Forschungszentrum BeCAT
Bild: DGI Bauwerk, Visualisierung: IMAGINA | Visual Collaboration

Für insgesamt 68 Millionen Euro entstehen in Wedding zwei neue Zentren für die medizinische Forschung.

Miniatur-Organe aus dem 3D-Drucker oder lebende Medikamente – was wie Zukunftsmusik klingt, soll in Berlin Wedding Realität werden. Dafür entstehen an der Seestraße direkt nebeneinander zwei Forschungszentren für knapp 68 Millionen Euro. Hier erforschen Wissenschaftlerinnen und Wissenschaftler künftig Biotechnologien und völlig neue medizinische Ansätze.

Am „Berlin Center for Advanced Therapies“ (BeCAT) werden Forscherinnen und Forscher der Charité – Universitätsmedizin Berlin die Arzneimittel der nächsten Generation entwickeln.

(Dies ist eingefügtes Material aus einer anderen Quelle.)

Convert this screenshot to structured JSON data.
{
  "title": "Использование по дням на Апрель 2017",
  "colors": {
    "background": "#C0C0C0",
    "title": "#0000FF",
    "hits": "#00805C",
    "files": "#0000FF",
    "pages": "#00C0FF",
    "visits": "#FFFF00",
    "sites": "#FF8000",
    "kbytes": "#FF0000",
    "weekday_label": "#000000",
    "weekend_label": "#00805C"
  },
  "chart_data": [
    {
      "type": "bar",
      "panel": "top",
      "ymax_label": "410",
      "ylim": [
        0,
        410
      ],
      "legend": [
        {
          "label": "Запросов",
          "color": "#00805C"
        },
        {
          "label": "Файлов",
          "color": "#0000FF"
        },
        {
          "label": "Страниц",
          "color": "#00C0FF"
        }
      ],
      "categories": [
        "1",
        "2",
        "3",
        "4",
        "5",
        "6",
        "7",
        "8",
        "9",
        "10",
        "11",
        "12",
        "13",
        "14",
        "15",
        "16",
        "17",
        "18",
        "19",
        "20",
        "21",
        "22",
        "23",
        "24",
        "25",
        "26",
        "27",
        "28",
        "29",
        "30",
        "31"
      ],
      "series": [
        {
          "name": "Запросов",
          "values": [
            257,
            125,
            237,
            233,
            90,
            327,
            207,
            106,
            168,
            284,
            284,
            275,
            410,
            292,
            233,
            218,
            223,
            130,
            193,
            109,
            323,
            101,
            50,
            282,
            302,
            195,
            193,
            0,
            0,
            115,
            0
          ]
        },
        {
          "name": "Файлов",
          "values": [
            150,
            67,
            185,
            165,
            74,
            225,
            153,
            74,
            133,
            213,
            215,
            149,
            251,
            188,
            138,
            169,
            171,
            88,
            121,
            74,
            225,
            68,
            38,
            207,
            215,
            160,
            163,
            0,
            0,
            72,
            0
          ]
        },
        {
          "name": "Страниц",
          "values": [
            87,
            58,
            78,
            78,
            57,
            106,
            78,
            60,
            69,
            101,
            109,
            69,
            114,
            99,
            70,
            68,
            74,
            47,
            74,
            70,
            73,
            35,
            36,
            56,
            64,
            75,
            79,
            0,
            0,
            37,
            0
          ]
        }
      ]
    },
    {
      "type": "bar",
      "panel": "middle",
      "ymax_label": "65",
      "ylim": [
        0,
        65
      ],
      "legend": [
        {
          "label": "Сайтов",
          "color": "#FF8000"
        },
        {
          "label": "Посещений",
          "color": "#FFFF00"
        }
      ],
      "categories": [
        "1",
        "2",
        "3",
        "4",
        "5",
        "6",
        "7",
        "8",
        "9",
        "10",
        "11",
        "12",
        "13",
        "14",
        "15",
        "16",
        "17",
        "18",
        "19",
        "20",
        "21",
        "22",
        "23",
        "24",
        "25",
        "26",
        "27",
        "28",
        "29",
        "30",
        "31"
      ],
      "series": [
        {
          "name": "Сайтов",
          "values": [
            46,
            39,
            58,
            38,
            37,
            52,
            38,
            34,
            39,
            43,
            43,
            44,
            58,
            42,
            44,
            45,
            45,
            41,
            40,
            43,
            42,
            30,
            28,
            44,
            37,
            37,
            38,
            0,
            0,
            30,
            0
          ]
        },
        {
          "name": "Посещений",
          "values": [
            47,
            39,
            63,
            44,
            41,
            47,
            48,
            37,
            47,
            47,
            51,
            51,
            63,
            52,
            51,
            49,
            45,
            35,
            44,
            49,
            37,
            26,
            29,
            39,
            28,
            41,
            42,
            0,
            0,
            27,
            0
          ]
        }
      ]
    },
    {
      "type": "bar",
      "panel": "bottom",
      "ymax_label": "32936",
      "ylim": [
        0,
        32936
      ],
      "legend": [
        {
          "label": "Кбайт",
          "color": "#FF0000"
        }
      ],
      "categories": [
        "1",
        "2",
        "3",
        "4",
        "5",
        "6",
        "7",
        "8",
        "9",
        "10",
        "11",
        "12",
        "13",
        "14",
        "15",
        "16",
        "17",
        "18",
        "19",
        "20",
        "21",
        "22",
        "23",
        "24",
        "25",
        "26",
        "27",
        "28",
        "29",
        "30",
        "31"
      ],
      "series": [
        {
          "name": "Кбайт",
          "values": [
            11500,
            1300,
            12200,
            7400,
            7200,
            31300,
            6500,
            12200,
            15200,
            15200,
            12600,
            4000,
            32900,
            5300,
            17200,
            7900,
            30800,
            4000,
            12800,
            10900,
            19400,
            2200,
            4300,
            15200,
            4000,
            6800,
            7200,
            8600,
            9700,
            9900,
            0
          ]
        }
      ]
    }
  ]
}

Direkt vis-à-vis arbeiten ihre Kolleginnen und Kollegen gemeinsam mit Forschenden der Technischen Universität Berlin künftig daran, humane Zell- und Organfunktionen mithilfe von Technologien wie 3D-Kultivierung, Multi-Organ-Chips oder 3D-Bioprinting zu modellieren. Dafür entsteht das Forschungszentrum „Der Simulierte Mensch“ (Si-M) mit insgesamt 3.770 Quadratmetern Nutzungsfläche, rund ein Drittel davon für Labore. Die Weiterentwicklung menschlicher Organmodelle kann auch einen wichtigen Beitrag zur weiteren Reduzierung von Tierversuchen leisten. Die Fertigstellung der beiden Gebäude ist für 2023 geplant.

Biotech- und Medizinstandort im Berliner Nordwesten verdichtet sich

Die zwei neuen Forschungszentren entstehen auf dem neu erschlossenen nördlichen Teil des Charité Campus Virchow-Klinikum (CVK). In der direkten Umgebung wird auch das Deutsche Herzzentrum der Charité (DHZC) an der Südseite des CVK für rund 400 Mio. Euro errichtet, sowie ein hochmodernes Laborgebäude für die lebenswissenschaftliche Lehre und Forschung der Beuth Hochschule für Technik im Umfang von 86 Mio. Euro. Zudem plant die Charité in direkter Nachbarschaft ein neues Nationales Centrum für Tumorerkrankungen (NCT).

Si-M und BeCAT sind zwei von derzeit sechs Forschungsbauten in Berlin, die nach Artikel 91b GG finanziert werden. Die Gesamtkosten von insgesamt 34 Millionen Euro für das Si-M und von 30 Millionen Euro für das BeCAT werden demnach jeweils zur Hälfte von Bund und Land getragen. Mit zusätzlichen Mitteln des Programms „Sondervermögen Infrastruktur der Wachsenden Stadt“ (SIWANA) in Höhe von 3,8 Millionen Euro werden grundlegende Infrastrukturen und die Anbindung der Bauten an den Charité Campus Virchow-Klinikum errichtet.